• Corné Heymans – Actuary

The good, the bad and the ugly stories of terminating retirement funds – Four real life case studies

The decision to place a fund into voluntary liquidation or, alternatively, to just deregister the fund after the Fund’s assets reduced to zero, generally rests with the Trustees when a fund comes to the end of its life. There are no clear guidelines on which option to follow and one option may not appear to be better than any other. The Trustees are therefore often left to their own devices to make this difficult decision and very few trustees have a full understanding of the potential consequences of the different options at their disposal.

What better way to learn than from someone else’s successes or failures? Some of the advantages and disadvantages of different termination options are illustrated through the following case studies. These real-life stories* highlight a couple of the good, the bad and the downright ugly outcomes that were experienced under these different scenarios.

*(Names and places have been changed to protect the innocent.)

“Really Big Umbrella Fund”

Bulk transfer of multiple employers

Background – This commercial umbrella fund had to terminate due to a corporate restructure of the Fund’s administrator. A new administrator could not be secured and the Trustees considered liquidating the Fund. The liquidation fee of 0.5% of the Fund’s assets appeared excessive to the Trustees. The Trustees could, however, not find a Liquidator who was willing to accept the responsibility and risks associated with a liquidation of this scale for less than the prescribed fee.

The Trustees, being confident that there were no clear and obvious administrative risks, decided to do bulk transfers of the respective Participating Employers to alternative funds and to then deregister the Fund once all assets and liabilities reduced to zero.

The Good – For the majority of the Participating Employers this was a quick and painless transition from one fund to the next.

The Section 14 (Transfer) process is a very time- and cost-effective method to transfer members’ benefits to a new Fund. This also ensures full preservation of retirement benefits and members have continuous access to their benefits if they should retire or withdraw during this transfer process.

The Bad – The distribution of the reserve accounts posed serious challenges to the Trustees as some data or processing variations are bound to accrue during transactions of this magnitude. Managing this moving target became the thing of nightmares for the Trustees. Distributing too much of the reserves too soon could expose the Fund to very real financial risks if there should be any major data or processing variations once the reserves have been depleted. Distributing too little from the reserves at first, on the other hand, could leave a disproportionate balance to be allocated to the last transferring employer.

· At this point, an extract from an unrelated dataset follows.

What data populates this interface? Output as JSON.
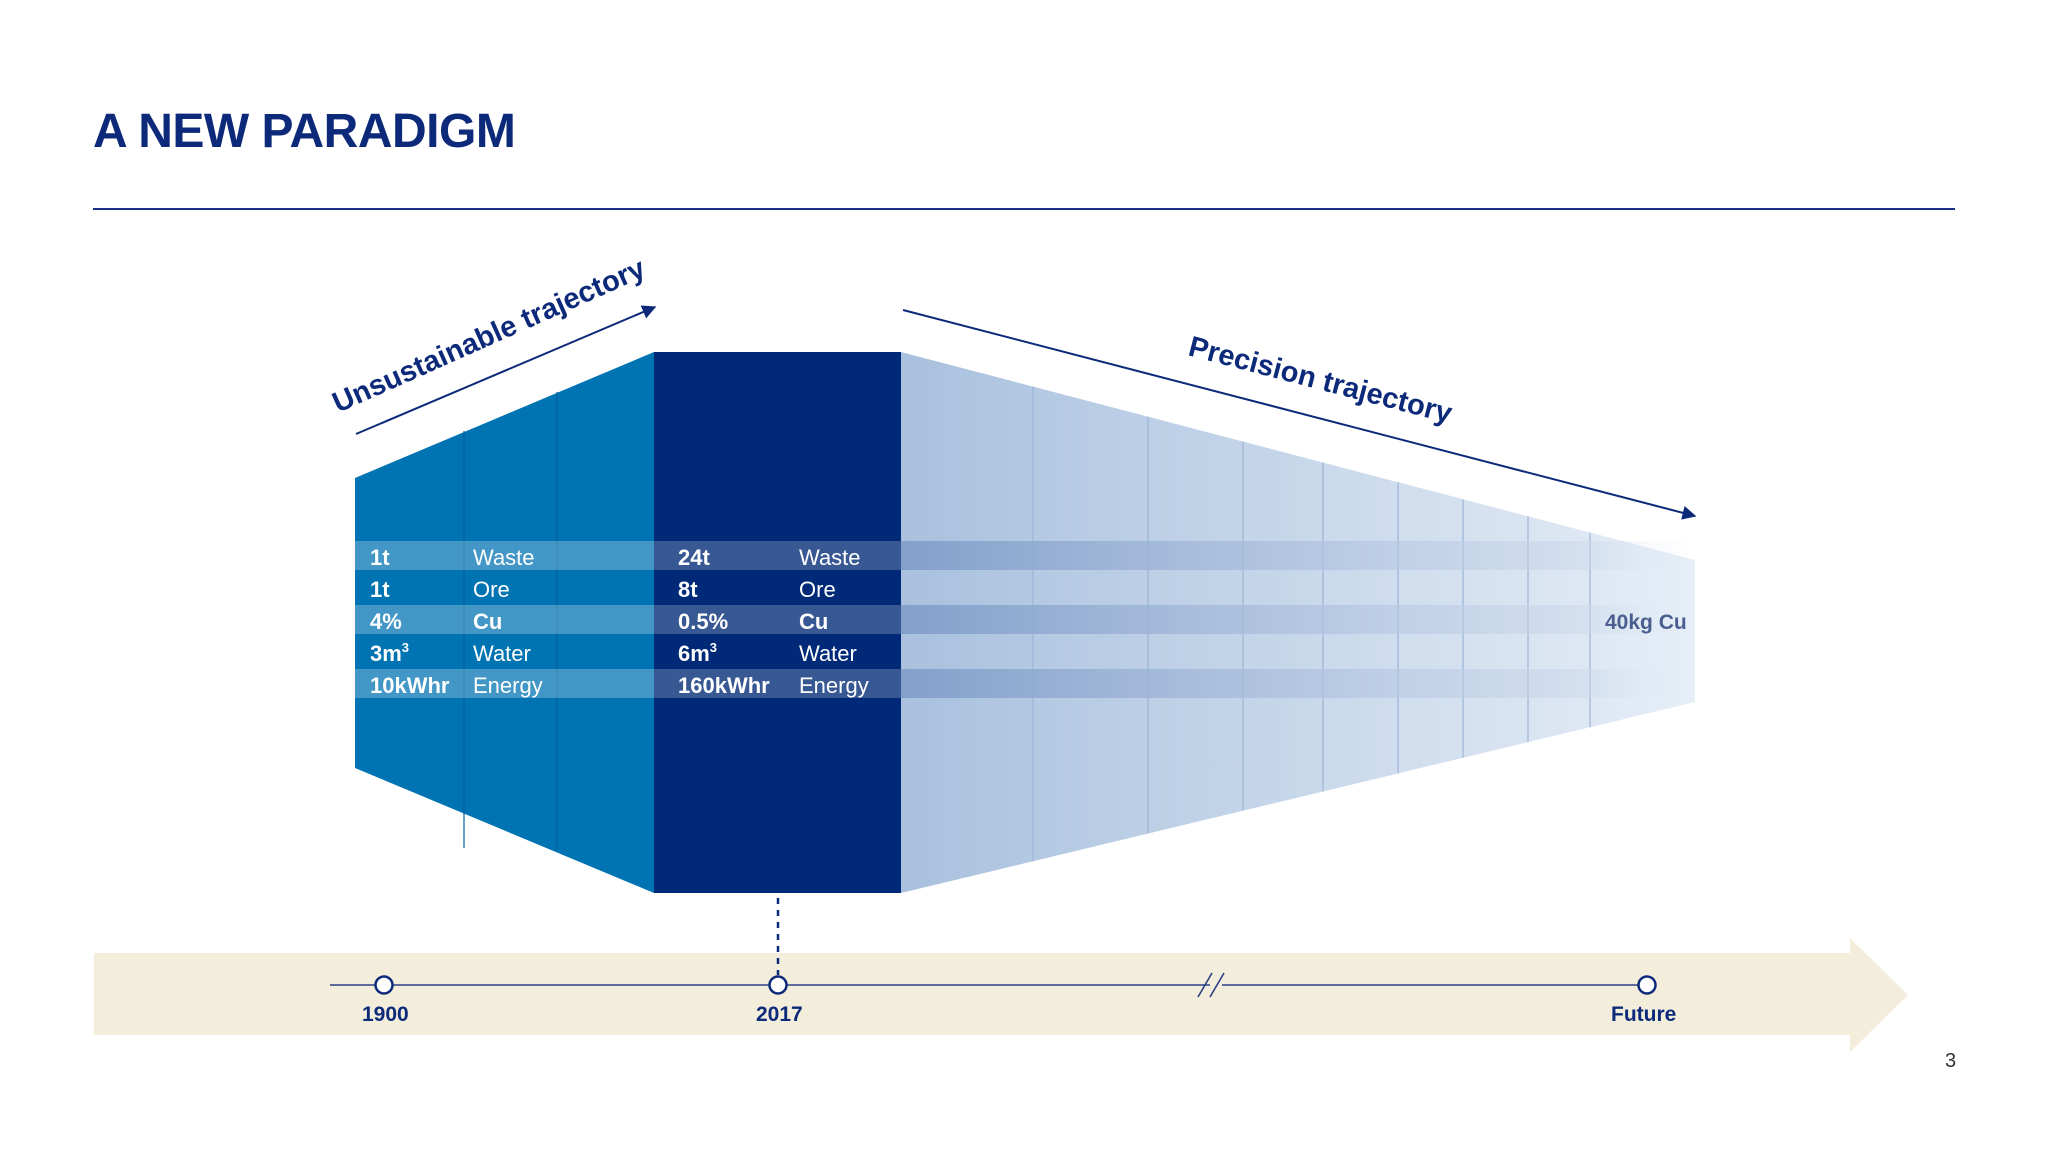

The Ugly – Not all Participating Employers were cooperative during the transfer process and neither were some of the receiving funds. Certain transfers were therefore significantly delayed.

Time was not on the Trustees’ side, as the next set of Annual Financial Statements became due ... and the next set … and another … and now the next Statutory Actuarial Valuation is also due. By this time the sum of all these expenses, plus the cost of having professional Trustees, significantly exceeded the original cost of liquidation. And still there is no end in sight with a couple of stragglers still left in the Fund.

To make matters worse, a substantial unexplained surplus arose in the reserve account as a result of the accumulation of minor processing variations during the transfer process. This could now require agterskot transfers and top-up payments to thousands of members.